Antes de viajar, consultó al músico de origen jamaiquino Harry Belafonte, claro partidario de la lucha antiapartheid, quien le recomendó que, antes de viajar a África, consultara con los dirigentes del CNA. El argumento de Paul Simon para desoír el consejo de Belafonte y viajar sin pedir permiso fue contundente: ¿deben los artistas obedecer los designios de los políticos para realizar sus obras? Y en cuanto el CNA dirigió sus baterías contra Paul Simon, éste les contestó: “¿ese es el gobierno que quieren?, ¿que los artistas les mostremos nuestros proyectos de obras antes de realizarlas?, ¿que les mostremos las letras de nuestras canciones antes de grabarlas? El artista es libre. En Estados Unidos –siguió su argumentación Paul Simon– detrás de los políticos están los poderes fácticos: la gente de la guerra y del dinero. Detrás de los artistas, en cambio, están las personas y el amor de esas personas hacia los artistas. Muchas veces los políticos nos piden a los artistas que los apoyemos con conciertos para sus causas: en realidad lo que buscan es que les llevemos a sus manifestaciones el amor del pueblo, que está depositado en los artistas y no necesariamente en los políticos”.
El escándalo fue descomunal. Llovieron de todos lares lanzas, insultos, ataques a mansalva contra Paul Simon. Sus viajes a Sudáfrica, que fueron experiencias musicales y de encuentro humano cuyos episodios sacan las lágrimas a cualquiera, fueron también aventuras riesgosas, incluso contra su vida.
Al final, el éxito monumental del resultado de esa acción de violar el boicot impuesto por el CNA, convirtió los ataques en apapachos. Quienes habían lanzado su furia contra el artista se convirtieron en aplaudidores del éxito alcanzado: por fin, celebraban todos, la música africana salió de donde estaba confinada y se convirtió en fuente de alegría de millones de personas en el mundo, porque la primera edición del disco Graceland, por lo pronto, rebasó los 5 millones de ejemplares vendidos. De súbito todos voltearon la mirada y los oídos hacia ese manantial magnífico: la música africana, portadora de hermandad, paz, alegría de vivir, capaz de levantar a cualquiera de su asiento para ponerse a bailar.
Y es que en efecto, el disco Graceland es una entera maravilla: la música africana en convivencia feliz con el rock y el pop: el guitarrista Ray Phiri toca la guitarra eléctrica como si fuera Kora, ese instrumento ancestral africano, mientras Bakiti Kumalu acciona el bajo como una bestia noble y consagrada en rituales de noche y magia. Y así el listado de músicos de África.

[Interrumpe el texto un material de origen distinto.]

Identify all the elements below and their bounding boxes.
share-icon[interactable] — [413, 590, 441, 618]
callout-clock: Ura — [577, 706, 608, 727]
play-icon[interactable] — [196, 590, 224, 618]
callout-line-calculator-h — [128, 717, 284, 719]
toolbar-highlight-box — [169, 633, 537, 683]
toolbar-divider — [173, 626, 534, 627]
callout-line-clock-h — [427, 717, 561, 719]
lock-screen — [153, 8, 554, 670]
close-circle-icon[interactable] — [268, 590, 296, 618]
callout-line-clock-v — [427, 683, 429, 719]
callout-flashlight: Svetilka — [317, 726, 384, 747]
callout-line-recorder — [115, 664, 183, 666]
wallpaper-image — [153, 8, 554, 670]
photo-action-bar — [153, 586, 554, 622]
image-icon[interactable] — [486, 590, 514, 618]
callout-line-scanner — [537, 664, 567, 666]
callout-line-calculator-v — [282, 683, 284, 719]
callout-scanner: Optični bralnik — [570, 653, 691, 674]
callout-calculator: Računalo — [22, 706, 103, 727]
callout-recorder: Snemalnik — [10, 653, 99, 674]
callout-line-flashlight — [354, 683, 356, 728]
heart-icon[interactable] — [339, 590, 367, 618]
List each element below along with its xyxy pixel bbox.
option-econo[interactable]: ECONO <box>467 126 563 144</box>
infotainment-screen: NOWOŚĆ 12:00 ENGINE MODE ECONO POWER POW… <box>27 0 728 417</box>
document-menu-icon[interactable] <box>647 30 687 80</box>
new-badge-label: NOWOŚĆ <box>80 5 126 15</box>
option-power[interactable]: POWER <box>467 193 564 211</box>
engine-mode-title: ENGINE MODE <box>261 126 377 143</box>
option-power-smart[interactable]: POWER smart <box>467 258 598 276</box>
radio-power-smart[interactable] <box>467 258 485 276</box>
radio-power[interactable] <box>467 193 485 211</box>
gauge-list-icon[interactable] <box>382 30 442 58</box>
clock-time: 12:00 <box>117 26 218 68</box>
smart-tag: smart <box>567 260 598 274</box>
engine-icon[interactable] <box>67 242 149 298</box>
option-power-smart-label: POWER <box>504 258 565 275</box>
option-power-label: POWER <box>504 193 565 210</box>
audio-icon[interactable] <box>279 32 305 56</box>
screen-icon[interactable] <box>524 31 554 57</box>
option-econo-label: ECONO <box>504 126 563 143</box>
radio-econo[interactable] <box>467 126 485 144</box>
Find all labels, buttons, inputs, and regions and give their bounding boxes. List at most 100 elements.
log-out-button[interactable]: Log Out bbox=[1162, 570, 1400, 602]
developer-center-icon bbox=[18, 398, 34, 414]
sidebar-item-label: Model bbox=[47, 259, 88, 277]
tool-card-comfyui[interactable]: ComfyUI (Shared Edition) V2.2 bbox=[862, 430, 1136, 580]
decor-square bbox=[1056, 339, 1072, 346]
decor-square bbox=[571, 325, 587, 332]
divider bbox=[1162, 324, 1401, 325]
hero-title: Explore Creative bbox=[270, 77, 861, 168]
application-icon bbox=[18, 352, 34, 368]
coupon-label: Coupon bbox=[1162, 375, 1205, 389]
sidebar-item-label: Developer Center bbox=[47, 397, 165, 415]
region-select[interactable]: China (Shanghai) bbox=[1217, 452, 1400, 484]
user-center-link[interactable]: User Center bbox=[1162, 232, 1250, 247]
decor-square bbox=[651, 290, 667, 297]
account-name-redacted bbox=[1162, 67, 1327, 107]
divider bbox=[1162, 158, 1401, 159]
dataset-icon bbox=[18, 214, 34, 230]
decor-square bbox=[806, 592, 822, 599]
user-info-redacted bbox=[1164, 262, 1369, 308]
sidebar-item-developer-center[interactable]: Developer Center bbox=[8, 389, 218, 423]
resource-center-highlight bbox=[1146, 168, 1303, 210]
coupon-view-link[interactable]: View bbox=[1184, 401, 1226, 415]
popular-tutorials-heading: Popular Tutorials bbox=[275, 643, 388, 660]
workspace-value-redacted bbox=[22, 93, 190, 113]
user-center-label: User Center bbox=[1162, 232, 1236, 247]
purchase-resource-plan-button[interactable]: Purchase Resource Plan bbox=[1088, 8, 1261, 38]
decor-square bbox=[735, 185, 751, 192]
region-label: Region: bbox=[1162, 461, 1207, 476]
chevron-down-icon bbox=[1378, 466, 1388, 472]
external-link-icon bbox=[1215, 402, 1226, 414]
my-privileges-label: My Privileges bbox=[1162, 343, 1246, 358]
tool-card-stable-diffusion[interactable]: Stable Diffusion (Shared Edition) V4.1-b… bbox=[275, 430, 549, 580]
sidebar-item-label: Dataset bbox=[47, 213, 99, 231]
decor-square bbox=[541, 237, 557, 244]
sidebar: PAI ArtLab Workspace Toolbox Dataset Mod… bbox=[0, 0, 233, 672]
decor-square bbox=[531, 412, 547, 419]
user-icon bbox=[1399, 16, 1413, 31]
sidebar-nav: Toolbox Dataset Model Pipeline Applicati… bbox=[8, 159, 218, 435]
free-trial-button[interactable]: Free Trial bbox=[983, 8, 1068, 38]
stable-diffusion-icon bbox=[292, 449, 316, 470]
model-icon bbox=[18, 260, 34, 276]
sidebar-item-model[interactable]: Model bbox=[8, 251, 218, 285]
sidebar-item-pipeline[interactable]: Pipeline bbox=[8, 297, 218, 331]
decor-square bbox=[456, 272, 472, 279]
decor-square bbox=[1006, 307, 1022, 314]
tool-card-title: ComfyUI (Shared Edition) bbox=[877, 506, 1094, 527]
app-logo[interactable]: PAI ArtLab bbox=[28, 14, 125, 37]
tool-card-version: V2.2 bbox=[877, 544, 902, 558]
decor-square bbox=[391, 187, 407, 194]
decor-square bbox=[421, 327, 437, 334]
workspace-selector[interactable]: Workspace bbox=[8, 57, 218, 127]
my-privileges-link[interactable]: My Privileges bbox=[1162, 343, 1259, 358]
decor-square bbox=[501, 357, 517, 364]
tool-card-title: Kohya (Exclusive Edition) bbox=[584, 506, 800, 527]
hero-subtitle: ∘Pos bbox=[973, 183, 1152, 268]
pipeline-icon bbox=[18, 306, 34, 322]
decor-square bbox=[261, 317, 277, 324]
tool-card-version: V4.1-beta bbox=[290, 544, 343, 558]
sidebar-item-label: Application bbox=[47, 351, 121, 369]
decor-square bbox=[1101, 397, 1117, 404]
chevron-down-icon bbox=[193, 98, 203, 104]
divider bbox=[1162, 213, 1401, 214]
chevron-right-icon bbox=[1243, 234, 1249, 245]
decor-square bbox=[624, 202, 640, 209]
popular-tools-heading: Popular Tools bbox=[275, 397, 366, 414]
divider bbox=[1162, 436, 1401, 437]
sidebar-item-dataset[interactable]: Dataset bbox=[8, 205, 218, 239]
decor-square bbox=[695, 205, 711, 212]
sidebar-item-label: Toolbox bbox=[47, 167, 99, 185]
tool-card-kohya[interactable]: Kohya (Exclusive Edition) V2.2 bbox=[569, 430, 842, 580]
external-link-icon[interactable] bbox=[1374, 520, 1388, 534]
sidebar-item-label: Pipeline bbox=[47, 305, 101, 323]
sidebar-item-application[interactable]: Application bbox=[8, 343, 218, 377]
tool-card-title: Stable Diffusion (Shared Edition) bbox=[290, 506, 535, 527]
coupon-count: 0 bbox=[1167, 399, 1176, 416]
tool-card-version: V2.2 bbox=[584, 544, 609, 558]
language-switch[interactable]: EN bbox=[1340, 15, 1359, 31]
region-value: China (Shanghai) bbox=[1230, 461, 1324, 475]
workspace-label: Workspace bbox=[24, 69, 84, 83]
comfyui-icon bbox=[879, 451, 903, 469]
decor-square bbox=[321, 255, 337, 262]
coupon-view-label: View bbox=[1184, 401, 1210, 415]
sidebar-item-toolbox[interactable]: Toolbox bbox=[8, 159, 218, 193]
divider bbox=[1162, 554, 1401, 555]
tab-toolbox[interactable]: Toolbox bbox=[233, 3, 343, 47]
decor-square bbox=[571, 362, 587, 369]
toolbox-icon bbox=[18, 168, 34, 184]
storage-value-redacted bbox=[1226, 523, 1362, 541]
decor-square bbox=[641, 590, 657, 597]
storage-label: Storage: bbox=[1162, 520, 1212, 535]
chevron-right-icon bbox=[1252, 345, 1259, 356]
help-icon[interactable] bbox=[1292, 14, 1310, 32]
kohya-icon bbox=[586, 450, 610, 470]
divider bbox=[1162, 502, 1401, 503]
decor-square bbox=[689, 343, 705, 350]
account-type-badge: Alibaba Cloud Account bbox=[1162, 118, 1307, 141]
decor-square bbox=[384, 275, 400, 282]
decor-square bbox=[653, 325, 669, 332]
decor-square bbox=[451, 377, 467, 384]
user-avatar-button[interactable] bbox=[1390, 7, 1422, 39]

La edición conmemorativa incluye un dvd con el filme Under African Skies, de Joe Berlinger, que documenta toda la aventura africana de Paul Simon y con objetividad escalofriante, ese ejercicio periodístico incluye una entrevista en la mansión donde vive a todo lujo –en un país de pobreza extrema– uno de los dirigentes africanos, una vez que triunfó el movimiento antiapartheid.
El espejeo a nuestra realidad, a los errores de la condición humana, la reflexión social viene acompañada de la música más exquisita, sublime.
Larga vida a Graceland, esa obra maestra de Paul Simon.